Malaquias Maria João, Oliveira Jorge, Santos Manuela, Brandão Ana Filipa, Sardoeira Ana, Sequeiros Jorge, Barros José, Damásio Joana
Neurology Department Centro Hospitalar Universitário do Porto Porto Portugal.
Unidade de Investigação Genética e Epidemiológica em Doenças Neurológicas (UnIGENe), Institute for Molecular and Cell Biology (IBMC), Instituto de Investigação e Inovação em Saúde (i3S) Universidade do Porto Porto Portugal.
Mov Disord Clin Pract. 2023 Feb 25;10(4):670-676. doi: 10.1002/mdc3.13694. eCollection 2023 Apr.
Friedreich ataxia (FA) is the most common form of autosomal recessive (AR) ataxia. It is a rare disease, but carriers are frequent (1/100). Pseudodominance in FA has seldomly been reported; it may pose additional challenges for diagnosis.
A family with two consecutive generations affected by FA is described. The proband and two younger siblings had typical FA, characterized by infantile-onset ataxia, hyporeflexia, Babinski sign, cardiomyopathy, and loss of ambulation in the second decade of life. Another female sibling had delayed-onset (>25 years old), with mild cerebellar and sensitive ataxia since her mid-30s. Their father presented very late-onset FA (>40 years old), with sensitive axonal neuropathy. All five patients had biallelic (GAA) expansion in . The first three had larger expansions (>800 repeats), while the latter two had one shorter expanded allele (~90 repeats).

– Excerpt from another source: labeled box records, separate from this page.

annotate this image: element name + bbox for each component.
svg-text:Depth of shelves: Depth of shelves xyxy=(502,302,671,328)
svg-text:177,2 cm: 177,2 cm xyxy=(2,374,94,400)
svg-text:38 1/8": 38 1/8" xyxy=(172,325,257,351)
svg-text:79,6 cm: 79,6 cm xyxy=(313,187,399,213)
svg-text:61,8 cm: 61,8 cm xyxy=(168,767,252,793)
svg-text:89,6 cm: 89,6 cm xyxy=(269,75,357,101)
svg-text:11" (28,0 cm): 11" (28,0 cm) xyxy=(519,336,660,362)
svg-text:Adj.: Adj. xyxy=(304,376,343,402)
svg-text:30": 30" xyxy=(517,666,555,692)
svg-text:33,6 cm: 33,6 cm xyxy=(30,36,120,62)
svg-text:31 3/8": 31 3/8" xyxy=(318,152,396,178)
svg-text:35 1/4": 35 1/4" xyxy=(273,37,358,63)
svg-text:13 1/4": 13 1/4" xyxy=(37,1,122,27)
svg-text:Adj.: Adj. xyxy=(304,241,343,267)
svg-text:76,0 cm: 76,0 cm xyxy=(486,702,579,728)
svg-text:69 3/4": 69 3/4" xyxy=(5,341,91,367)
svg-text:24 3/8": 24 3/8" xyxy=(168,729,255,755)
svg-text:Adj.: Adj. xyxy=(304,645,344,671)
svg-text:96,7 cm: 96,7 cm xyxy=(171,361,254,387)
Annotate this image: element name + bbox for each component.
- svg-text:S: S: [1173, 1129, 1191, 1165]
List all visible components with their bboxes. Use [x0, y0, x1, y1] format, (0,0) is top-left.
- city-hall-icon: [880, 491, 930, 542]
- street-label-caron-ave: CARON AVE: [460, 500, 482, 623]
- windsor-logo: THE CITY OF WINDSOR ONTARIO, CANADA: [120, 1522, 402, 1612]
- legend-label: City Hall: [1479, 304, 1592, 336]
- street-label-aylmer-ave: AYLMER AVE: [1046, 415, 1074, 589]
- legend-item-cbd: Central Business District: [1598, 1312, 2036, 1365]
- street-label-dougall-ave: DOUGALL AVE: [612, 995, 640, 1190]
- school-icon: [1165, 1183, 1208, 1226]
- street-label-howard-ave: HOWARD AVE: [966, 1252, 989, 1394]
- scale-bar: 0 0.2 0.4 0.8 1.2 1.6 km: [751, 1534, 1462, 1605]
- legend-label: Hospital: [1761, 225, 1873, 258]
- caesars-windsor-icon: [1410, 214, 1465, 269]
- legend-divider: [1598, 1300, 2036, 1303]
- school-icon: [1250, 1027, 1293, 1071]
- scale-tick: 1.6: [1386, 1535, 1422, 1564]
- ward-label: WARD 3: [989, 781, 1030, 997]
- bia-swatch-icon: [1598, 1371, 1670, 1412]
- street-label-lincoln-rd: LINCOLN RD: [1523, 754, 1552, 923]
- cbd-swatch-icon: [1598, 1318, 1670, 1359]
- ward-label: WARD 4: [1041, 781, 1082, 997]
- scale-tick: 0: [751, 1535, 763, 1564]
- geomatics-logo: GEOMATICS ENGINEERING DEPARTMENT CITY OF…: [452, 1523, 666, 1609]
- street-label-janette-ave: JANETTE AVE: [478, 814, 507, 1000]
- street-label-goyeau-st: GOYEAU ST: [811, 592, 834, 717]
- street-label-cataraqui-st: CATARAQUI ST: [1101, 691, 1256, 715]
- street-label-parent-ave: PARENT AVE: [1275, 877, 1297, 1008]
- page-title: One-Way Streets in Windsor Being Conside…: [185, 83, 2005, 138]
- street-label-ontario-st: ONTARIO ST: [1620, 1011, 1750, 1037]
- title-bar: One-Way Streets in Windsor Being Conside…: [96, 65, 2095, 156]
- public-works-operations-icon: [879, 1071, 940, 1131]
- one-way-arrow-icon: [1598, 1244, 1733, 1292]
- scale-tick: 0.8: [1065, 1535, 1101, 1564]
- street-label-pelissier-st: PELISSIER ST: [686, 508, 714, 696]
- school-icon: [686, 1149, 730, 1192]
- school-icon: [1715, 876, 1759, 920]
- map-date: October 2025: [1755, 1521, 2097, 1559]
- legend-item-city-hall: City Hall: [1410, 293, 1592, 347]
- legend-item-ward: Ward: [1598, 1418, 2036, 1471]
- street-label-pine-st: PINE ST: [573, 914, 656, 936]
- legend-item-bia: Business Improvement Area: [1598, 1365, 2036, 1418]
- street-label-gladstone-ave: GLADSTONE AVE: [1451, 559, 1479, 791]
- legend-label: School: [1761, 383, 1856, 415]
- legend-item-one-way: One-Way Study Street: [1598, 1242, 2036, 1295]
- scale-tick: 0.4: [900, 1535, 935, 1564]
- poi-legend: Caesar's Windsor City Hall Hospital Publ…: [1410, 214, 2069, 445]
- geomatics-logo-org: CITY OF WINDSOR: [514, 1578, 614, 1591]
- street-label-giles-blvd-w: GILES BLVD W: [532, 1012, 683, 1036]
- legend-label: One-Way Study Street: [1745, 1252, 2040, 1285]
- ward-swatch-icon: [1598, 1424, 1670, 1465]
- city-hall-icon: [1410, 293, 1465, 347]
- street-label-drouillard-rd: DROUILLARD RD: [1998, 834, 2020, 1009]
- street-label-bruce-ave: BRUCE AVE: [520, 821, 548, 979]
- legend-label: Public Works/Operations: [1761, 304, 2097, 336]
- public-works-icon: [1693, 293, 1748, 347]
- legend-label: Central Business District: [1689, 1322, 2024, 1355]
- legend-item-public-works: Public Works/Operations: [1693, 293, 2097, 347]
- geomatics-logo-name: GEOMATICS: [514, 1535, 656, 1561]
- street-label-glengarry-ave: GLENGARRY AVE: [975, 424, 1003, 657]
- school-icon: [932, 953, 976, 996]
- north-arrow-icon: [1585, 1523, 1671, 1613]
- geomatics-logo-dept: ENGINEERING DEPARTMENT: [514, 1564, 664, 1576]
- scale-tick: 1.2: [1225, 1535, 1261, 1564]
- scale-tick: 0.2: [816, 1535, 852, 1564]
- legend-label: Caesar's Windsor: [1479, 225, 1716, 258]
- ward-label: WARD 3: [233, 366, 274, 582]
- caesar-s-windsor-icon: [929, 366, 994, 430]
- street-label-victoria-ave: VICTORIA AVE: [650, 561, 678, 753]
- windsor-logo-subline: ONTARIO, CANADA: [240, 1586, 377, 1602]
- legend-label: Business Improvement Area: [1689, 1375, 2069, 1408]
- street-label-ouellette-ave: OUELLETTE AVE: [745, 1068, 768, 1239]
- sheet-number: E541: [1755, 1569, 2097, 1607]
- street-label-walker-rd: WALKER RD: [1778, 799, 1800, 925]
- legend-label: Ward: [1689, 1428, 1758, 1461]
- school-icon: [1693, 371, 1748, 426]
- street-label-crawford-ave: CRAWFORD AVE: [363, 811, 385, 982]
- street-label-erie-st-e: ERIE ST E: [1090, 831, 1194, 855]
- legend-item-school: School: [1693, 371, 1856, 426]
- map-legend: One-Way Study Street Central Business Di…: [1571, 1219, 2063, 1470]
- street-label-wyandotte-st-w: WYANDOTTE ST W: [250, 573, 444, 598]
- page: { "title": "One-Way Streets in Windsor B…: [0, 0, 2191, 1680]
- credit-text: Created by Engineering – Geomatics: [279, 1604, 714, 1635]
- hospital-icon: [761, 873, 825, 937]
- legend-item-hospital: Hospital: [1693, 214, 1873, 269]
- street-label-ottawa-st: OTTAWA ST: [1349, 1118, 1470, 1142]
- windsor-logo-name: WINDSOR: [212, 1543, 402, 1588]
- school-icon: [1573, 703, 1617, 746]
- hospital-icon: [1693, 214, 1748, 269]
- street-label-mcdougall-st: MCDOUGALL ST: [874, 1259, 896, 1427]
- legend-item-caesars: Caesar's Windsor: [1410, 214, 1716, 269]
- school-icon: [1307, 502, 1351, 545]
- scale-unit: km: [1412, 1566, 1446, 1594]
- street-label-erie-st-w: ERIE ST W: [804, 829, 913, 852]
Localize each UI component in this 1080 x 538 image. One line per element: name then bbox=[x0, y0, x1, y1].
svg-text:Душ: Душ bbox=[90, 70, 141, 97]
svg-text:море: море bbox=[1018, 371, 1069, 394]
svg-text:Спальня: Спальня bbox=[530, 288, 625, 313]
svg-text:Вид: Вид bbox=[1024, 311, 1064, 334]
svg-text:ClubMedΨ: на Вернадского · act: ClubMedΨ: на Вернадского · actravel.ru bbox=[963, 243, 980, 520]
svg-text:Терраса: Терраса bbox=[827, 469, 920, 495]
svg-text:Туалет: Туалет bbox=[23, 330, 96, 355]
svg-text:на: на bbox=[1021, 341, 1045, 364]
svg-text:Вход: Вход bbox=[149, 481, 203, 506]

Pseudodominant inheritance has been described in 13 neurological disorders. Seven are movement disorders, of which three were associated with high frequency of carriers (FA, Wilson's disease and -related parkinsonism).
Clinicians should be aware of the possibility of pseudodominance when facing an apparent autosomal dominant pedigree, particularly in disorders with high frequency of carriers and variable expression. Otherwise, genetic diagnoses may be delayed.
弗里德赖希共济失调(FA)是常染色体隐性(AR)共济失调最常见的形式。它是一种罕见疾病,但携带者很常见(1/100)。FA中的假显性很少被报道;它可能给诊断带来额外挑战。
描述了一个连续两代受FA影响的家庭。先证者和两个年幼的兄弟姐妹患有典型的FA,其特征为婴儿期发病的共济失调、反射减退、巴宾斯基征、心肌病以及在第二个十年失去行走能力。另一个女性兄弟姐妹发病较晚(>25岁),自35岁左右起患有轻度小脑性和感觉性共济失调。他们的父亲发病非常晚(>40岁),患有感觉性轴索性神经病。所有五名患者在[具体基因名称]中均有双等位基因(GAA)扩增。前三人有更大的扩增(>800次重复),而后两人有一个较短的扩增等位基因(~90次重复)。
在13种神经系统疾病中描述了假显性遗传。其中7种是运动障碍,其中3种与高频率携带者相关(FA、威尔逊病和[具体疾病名称]相关帕金森病)。
临床医生在面对明显的常染色体显性谱系时,应意识到假显性的可能性,尤其是在携带者频率高且表现可变的疾病中。否则,可能会延迟基因诊断。